Supreme Court Could Narrow Definition of Money Laundering February 27, 2008
News Summary
The U.S. Supreme Court could soon decide whether simply concealing money is evidence of money laundering in a case that could have important implications for drug enforcement and perhaps even asset-forfeiture procedures.
The New York Times reported Feb. 28 that a majority of justices seemed skeptical of the government's broad interpretation of the money-laundering statute, which was challenged in a case involving a man who tried to cross the U.S.-Mexico border with $83,000 hidden in the floorboard of his car. The Justice Department contends that the fact that the money was hidden and that the man was heading for the border was enough to convict him of money laundering.

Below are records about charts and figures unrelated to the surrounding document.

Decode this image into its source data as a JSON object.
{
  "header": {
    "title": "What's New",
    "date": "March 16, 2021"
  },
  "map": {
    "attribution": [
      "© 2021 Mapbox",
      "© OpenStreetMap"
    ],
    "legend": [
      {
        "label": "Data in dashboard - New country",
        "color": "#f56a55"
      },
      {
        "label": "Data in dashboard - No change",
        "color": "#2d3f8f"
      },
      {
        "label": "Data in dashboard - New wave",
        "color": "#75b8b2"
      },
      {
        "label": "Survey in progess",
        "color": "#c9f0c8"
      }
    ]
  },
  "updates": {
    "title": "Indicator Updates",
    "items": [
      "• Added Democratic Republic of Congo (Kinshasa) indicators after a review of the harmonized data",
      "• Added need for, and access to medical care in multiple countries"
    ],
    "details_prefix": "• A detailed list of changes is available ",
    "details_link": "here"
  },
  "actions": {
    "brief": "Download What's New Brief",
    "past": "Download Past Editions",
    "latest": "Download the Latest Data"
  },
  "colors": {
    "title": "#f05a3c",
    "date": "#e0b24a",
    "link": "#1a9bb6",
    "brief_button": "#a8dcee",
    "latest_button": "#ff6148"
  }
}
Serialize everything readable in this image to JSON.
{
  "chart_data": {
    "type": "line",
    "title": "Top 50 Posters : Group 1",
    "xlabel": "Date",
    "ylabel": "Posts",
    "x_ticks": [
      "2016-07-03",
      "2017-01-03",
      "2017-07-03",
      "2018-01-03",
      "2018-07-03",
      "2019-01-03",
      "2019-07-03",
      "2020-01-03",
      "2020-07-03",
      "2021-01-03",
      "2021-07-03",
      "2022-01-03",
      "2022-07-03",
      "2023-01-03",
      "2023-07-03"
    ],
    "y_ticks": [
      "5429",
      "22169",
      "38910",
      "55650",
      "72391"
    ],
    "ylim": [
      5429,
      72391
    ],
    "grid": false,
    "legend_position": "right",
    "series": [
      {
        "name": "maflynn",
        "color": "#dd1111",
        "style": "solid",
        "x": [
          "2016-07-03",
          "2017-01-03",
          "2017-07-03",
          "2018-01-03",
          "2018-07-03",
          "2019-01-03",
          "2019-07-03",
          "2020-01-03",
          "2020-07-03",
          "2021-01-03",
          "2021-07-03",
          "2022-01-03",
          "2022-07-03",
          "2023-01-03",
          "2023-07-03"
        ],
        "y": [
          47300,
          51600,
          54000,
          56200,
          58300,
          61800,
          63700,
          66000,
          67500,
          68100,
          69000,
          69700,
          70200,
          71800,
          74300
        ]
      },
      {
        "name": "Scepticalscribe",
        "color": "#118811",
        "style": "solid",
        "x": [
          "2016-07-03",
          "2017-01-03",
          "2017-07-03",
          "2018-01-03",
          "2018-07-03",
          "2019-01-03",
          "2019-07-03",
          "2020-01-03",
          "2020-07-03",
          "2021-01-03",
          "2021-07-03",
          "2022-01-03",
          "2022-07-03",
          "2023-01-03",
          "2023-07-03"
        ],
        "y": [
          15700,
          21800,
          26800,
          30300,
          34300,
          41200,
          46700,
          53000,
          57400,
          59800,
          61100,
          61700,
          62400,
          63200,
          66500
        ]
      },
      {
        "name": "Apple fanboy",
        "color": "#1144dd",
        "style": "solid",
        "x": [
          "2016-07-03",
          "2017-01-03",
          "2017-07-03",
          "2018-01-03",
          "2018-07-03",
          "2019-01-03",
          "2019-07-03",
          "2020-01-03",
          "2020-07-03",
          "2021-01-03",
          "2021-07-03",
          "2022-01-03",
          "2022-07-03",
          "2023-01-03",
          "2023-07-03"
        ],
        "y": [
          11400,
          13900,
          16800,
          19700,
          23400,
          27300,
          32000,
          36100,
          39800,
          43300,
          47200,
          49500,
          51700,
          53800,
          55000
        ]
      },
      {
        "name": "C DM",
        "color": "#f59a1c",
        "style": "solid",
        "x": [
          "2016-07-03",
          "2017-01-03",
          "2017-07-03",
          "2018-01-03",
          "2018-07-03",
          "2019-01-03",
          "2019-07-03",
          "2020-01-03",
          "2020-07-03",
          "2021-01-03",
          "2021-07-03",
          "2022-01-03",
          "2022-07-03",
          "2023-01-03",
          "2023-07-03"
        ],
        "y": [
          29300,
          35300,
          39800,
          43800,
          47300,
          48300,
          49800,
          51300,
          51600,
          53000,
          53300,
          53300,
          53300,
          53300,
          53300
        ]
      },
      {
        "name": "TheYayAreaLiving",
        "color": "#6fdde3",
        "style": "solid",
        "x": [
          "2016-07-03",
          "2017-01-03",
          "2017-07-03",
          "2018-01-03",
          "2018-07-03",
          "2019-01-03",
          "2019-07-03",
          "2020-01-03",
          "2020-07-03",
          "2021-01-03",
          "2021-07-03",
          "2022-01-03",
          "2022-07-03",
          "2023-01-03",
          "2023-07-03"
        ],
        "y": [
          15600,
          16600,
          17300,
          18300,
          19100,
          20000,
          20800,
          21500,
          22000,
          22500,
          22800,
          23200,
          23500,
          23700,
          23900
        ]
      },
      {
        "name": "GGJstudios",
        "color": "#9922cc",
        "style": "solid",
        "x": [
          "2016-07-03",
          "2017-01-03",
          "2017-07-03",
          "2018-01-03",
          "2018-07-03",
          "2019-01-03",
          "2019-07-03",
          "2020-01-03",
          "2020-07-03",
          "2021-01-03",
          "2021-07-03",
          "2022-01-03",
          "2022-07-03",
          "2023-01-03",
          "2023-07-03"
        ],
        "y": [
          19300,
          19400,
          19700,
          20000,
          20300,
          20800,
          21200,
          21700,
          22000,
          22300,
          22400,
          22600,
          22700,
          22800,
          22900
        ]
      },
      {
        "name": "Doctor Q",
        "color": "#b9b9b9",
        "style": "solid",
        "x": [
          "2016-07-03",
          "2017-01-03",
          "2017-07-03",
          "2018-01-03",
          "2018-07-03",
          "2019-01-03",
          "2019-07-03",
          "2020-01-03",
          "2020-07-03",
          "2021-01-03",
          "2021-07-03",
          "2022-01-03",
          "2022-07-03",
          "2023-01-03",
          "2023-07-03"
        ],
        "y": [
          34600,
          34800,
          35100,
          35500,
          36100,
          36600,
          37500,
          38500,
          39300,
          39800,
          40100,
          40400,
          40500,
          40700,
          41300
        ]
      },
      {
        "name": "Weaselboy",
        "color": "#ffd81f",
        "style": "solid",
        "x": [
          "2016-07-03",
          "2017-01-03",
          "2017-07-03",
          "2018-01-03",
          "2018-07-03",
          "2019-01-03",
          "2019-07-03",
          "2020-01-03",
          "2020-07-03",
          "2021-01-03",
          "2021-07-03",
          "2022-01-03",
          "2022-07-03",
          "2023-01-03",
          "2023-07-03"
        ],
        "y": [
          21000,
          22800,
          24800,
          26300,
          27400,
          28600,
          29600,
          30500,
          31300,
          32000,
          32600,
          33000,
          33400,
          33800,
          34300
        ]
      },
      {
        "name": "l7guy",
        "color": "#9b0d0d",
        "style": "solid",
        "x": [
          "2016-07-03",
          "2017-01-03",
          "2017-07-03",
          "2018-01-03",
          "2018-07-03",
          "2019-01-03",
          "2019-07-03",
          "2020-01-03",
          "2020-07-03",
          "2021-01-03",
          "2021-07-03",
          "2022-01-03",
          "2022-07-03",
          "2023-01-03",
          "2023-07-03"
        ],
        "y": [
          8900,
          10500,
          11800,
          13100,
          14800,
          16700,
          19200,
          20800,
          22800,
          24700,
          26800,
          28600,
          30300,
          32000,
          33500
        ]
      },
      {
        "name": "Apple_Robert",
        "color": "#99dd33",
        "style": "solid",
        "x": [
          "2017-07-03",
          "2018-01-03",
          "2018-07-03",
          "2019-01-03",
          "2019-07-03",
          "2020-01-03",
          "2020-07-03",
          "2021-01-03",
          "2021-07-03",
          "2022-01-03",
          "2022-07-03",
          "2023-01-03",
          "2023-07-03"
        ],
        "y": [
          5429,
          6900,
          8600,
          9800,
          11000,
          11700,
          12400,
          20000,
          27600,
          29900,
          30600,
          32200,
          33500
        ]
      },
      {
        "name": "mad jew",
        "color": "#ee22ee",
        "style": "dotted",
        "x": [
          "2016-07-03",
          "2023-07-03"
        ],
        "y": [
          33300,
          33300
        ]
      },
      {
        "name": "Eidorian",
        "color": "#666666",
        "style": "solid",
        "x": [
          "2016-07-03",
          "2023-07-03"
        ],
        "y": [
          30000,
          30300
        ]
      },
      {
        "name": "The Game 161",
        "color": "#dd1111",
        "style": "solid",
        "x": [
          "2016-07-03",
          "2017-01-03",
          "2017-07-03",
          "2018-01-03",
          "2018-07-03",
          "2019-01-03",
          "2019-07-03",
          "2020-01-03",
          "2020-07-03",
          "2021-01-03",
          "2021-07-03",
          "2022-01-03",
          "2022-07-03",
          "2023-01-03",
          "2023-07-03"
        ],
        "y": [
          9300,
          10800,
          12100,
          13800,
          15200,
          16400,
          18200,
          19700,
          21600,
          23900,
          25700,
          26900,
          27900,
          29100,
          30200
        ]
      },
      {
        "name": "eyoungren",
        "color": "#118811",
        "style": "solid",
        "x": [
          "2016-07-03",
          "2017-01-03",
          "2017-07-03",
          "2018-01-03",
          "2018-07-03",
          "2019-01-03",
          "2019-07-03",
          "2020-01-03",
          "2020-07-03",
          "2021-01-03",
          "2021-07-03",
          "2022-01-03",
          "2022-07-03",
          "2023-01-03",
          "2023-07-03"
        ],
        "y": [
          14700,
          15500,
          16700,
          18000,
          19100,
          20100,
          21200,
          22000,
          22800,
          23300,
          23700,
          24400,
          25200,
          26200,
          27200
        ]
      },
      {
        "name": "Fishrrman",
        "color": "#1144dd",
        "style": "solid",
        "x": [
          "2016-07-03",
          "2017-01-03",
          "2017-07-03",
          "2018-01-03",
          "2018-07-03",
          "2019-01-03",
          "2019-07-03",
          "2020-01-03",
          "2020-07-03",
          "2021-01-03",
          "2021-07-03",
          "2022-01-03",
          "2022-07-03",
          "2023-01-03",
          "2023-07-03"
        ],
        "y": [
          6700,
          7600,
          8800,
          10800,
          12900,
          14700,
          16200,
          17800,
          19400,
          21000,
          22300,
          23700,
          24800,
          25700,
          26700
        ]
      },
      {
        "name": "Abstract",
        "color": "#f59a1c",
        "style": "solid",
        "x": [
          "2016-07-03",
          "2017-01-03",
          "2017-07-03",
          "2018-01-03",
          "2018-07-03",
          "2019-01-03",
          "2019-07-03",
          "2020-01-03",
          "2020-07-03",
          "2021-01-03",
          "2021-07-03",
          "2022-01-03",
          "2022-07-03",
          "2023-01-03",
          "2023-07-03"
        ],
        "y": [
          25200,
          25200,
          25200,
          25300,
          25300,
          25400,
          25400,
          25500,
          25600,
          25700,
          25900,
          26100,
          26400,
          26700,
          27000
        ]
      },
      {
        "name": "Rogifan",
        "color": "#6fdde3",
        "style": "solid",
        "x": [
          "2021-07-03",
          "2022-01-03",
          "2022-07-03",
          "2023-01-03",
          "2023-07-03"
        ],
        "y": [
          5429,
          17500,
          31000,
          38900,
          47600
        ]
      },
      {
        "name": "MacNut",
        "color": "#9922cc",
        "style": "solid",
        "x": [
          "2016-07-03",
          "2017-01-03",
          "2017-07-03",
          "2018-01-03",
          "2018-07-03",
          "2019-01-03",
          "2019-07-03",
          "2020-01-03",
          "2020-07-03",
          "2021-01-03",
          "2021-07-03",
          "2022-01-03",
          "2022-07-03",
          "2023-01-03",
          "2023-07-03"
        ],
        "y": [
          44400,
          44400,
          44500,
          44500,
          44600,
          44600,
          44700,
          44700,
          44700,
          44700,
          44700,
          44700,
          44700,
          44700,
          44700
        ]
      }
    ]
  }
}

"On the government's theory, anyone who transports hidden money to get it out of the country, who drives the car, just the driver, is a money launderer," said Justice Ruth Bader Ginsburg. Chief Justice John Roberts challenged the government's contention that putting money in a suitcase in the car trunk could be considered evidence of a "design to conceal," saying, "When I use a suitcase, I'm using it to carry my clothes, not to conceal them."
"No matter how you see it, this was precisely the conduct that Congress was getting at," replied assistant solicitor general Lisa H. Schertler.
Jerry V. Beard, the lawyer for the drug courier convicted in the case, argued that the money-laundering statute "does not criminalize concealing money's existence" and that his client "may have in fact concealed money itself, he did not conceal the 'nature, source, location, ownership or control' of the unlawful proceeds" -- the other tests the statute calls for in defining money laundering.
The government's interpretation of the law, added Beard, "would effectively render all transportation of funds necessarily to be money laundering."